Ma oggi la situazione è cambiata e, con la prospettiva dell’arrivo dei lauti contributi da parte dell’UE per il rilancio economico, tutti gli Stati membri hanno ormai ratificato la “decisione sulle risorse proprie” lo strumento giuridico che consente tra l’altro alla Commissione europea di ricorrere ai mercati finanziari per reperire i fondi necessari al NGEU e stabilisce il calendario per le prossime tappe in materia di bilancio.
Il primo test sul mercato ha avuto molto successo, con una domanda superiore all’offerta e un rendimento elevato, a dimostrazione del fatto che i mercati considerano positivamente questa iniziativa, e nei prossimi anni la Commissione UE continuerà ad essere uno dei più importanti emettitori di titoli pubblici ad alto rating, rappresentando così un fattore di stabilizzazione dei mercati finanziari, oltre a rafforzare il ruolo internazionale della valuta europea.

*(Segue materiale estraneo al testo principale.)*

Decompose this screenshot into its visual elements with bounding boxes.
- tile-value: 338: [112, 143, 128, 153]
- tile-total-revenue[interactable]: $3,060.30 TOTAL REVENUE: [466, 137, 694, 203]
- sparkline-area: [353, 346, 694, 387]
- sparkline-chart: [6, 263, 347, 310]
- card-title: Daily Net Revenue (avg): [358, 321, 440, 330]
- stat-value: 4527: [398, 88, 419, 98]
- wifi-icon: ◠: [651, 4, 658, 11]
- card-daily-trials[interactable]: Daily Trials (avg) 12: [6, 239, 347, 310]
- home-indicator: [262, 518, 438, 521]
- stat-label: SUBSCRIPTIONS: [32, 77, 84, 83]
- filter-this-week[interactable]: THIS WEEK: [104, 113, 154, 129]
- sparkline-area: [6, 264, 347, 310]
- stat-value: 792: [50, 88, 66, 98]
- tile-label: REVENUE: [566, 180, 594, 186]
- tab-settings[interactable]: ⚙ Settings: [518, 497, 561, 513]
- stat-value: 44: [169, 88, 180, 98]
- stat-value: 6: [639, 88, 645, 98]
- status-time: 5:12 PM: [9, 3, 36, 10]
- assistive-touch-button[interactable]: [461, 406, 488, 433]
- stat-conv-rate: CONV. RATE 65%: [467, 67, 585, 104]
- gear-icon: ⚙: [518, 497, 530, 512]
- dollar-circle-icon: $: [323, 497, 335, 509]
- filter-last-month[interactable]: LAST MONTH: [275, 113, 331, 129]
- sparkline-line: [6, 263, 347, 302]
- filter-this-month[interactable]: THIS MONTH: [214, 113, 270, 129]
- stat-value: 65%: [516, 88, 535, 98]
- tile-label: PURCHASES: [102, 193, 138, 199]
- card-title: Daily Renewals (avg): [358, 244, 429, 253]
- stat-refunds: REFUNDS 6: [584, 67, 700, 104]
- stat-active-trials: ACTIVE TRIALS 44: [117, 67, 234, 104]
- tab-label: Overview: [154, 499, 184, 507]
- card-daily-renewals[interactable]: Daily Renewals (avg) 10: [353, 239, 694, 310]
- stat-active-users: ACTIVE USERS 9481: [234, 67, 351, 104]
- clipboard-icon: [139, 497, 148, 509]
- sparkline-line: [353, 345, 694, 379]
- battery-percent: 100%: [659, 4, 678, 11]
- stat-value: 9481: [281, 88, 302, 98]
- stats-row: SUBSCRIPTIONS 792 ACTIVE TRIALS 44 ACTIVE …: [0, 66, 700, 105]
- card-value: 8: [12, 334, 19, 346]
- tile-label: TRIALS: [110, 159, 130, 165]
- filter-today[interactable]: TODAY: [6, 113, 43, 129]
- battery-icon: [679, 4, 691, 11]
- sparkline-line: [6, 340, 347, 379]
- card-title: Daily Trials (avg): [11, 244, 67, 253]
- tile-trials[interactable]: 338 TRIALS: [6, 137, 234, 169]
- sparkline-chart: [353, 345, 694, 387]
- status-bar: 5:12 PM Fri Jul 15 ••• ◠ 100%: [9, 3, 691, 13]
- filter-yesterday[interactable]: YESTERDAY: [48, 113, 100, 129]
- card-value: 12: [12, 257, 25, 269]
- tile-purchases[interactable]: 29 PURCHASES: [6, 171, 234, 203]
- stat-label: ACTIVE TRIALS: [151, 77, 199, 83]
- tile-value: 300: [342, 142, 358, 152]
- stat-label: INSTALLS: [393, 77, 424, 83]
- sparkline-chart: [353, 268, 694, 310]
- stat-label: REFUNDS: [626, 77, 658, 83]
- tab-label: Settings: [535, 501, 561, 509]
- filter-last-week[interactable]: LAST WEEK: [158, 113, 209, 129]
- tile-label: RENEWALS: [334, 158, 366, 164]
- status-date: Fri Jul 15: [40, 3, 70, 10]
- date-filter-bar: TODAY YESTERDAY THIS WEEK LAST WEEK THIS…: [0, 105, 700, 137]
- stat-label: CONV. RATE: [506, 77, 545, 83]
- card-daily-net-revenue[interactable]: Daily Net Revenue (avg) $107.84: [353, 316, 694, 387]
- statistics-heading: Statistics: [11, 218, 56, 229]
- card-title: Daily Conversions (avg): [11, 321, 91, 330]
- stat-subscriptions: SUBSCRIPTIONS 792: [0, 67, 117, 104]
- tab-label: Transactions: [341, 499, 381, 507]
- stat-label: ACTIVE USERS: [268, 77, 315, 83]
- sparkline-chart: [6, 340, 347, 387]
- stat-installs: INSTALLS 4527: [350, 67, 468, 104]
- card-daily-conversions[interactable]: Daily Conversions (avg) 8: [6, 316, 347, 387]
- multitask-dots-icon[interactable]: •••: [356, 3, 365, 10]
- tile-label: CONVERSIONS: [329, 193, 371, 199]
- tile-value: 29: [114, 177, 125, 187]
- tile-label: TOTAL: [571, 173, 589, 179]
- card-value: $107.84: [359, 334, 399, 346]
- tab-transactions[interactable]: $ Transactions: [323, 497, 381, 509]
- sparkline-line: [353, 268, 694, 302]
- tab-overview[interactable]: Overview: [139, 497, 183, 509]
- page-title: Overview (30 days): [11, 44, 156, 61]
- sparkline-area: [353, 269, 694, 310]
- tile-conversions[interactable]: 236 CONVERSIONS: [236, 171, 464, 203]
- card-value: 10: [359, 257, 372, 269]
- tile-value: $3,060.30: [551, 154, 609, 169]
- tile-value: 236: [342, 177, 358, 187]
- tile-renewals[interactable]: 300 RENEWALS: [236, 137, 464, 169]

Malgrado questi successi sul piano finanziario, la strada verso una vera fiscalità europea, fatta di imposte dirette e comuni è ancora tutta in salita, e stenta a decollare anche la riflessione su come rendere più equilibrato il bilancio europeo anche dal lato delle entrate.
Alcuni segnali incoraggianti vengono per esempio dal recente dibattito a livello internazionale, in sede di G20 e di OSCE su una tassa globale sulle multinazionali, che potrebbero nei prossimi mesi portare ad una proposta di una equivalente tassa europea.

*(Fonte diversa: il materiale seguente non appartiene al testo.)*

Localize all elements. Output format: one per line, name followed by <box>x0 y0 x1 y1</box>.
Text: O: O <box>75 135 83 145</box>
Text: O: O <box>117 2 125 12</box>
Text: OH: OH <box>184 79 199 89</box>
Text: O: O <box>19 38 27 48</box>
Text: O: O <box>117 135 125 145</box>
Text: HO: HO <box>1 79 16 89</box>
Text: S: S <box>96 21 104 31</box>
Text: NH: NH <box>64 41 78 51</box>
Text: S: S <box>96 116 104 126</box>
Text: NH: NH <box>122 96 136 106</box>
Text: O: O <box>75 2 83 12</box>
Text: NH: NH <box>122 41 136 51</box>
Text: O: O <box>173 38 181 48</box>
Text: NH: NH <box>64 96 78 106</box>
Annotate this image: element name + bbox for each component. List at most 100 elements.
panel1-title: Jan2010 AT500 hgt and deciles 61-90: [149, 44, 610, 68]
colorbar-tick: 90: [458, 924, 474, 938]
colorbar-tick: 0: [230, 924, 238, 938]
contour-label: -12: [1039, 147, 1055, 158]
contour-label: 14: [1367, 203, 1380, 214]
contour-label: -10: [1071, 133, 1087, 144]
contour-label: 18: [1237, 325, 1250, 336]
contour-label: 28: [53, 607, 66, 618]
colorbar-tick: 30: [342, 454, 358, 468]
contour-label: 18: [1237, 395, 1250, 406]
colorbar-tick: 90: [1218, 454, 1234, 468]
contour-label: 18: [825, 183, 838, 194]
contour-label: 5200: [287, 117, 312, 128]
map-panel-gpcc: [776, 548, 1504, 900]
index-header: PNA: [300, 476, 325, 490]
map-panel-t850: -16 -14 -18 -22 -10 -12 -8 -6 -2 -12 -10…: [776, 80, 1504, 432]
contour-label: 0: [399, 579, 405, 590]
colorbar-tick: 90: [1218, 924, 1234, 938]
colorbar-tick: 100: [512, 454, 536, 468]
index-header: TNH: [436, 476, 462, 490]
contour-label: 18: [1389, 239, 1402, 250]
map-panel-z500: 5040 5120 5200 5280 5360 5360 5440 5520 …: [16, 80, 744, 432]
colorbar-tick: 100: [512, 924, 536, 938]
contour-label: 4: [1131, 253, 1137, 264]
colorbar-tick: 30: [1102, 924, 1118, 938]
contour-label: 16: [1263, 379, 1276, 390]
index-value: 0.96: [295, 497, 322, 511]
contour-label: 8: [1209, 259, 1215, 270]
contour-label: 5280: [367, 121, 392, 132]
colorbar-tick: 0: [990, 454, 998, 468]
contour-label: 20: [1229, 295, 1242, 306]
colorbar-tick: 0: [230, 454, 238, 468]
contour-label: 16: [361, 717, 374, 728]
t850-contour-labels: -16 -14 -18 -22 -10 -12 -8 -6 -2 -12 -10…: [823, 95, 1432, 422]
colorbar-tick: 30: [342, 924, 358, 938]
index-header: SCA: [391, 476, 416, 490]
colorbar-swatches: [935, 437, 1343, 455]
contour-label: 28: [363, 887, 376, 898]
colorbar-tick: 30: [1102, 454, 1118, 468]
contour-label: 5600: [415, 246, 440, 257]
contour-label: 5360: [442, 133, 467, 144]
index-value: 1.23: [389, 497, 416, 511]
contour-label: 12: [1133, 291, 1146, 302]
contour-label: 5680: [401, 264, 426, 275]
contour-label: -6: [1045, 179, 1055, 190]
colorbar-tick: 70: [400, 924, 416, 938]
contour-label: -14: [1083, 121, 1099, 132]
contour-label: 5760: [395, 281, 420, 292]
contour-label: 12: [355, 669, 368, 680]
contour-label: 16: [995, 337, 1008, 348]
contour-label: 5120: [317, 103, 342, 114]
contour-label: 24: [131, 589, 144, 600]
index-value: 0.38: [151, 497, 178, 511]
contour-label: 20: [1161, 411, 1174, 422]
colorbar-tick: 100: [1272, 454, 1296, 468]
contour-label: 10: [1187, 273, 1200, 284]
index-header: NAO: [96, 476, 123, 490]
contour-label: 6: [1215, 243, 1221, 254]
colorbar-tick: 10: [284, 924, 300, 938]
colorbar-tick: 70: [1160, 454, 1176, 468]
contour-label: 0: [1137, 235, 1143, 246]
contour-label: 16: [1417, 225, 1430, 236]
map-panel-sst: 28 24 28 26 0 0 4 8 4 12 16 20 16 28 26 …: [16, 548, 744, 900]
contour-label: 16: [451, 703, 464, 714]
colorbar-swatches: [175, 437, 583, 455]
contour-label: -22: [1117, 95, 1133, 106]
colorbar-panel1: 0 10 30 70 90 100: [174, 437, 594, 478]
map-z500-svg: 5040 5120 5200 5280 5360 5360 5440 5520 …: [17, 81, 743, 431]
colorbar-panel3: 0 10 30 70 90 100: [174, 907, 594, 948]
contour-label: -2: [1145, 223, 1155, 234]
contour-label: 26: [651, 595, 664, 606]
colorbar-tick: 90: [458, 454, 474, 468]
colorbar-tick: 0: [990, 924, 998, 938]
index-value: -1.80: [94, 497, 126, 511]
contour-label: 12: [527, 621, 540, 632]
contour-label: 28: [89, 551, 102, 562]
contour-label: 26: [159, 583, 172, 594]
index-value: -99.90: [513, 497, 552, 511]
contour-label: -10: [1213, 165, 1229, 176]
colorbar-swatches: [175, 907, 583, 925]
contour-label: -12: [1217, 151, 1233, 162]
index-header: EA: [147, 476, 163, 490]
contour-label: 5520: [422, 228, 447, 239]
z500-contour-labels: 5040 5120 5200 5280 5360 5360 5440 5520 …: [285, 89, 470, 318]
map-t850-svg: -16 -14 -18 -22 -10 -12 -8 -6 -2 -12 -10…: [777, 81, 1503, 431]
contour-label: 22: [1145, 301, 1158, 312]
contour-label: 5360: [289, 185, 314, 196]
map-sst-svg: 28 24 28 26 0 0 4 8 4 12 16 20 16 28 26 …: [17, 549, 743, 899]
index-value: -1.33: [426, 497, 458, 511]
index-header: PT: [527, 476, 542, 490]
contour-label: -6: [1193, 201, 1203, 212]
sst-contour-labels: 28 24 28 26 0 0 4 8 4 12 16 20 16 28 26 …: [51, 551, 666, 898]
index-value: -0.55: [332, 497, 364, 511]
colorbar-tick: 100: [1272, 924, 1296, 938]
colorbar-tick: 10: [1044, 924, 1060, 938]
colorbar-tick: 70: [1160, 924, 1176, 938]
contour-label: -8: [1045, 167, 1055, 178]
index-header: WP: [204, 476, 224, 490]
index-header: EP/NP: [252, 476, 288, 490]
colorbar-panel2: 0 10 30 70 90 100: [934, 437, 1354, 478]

Ma già si sa che le opposizioni saranno molto dure in particolare da parte dei soliti paladini del sovranismo oltre che da parte di quegli Stati le cui economie si basano proprio sulla concorrenza fiscale.
Il primo mito da sfatare sarebbe comunque quello secondo il quale una imposizione diretta da parte dell’Unione europea potrebbe rappresentare un ulteriore aggravio per i cittadini, se si aggiungesse alle imposte, in alcuni casi già molto onerose, a livello nazionale.
Naturalmente questo fatto non è per niente scontato, in quanto le imposte europee potrebbero sostituire in parte i trasferimenti degli Stati verso l’UE, e addirittura riequilibrare i trasferimenti dagli Stati che lamentano di essere contributori netti.
Mentre in realtà una fiscalità europea contribuirebbe ad avvicinare i cittadini all’Unione europea, rendendo più evidente il rapporto tra i propri esborsi e i benefici ottenuti, contribuirebbe alla realizzazione di una vera democrazia, la cui rappresentatività è tradizionalmente basata anche sulle imposte.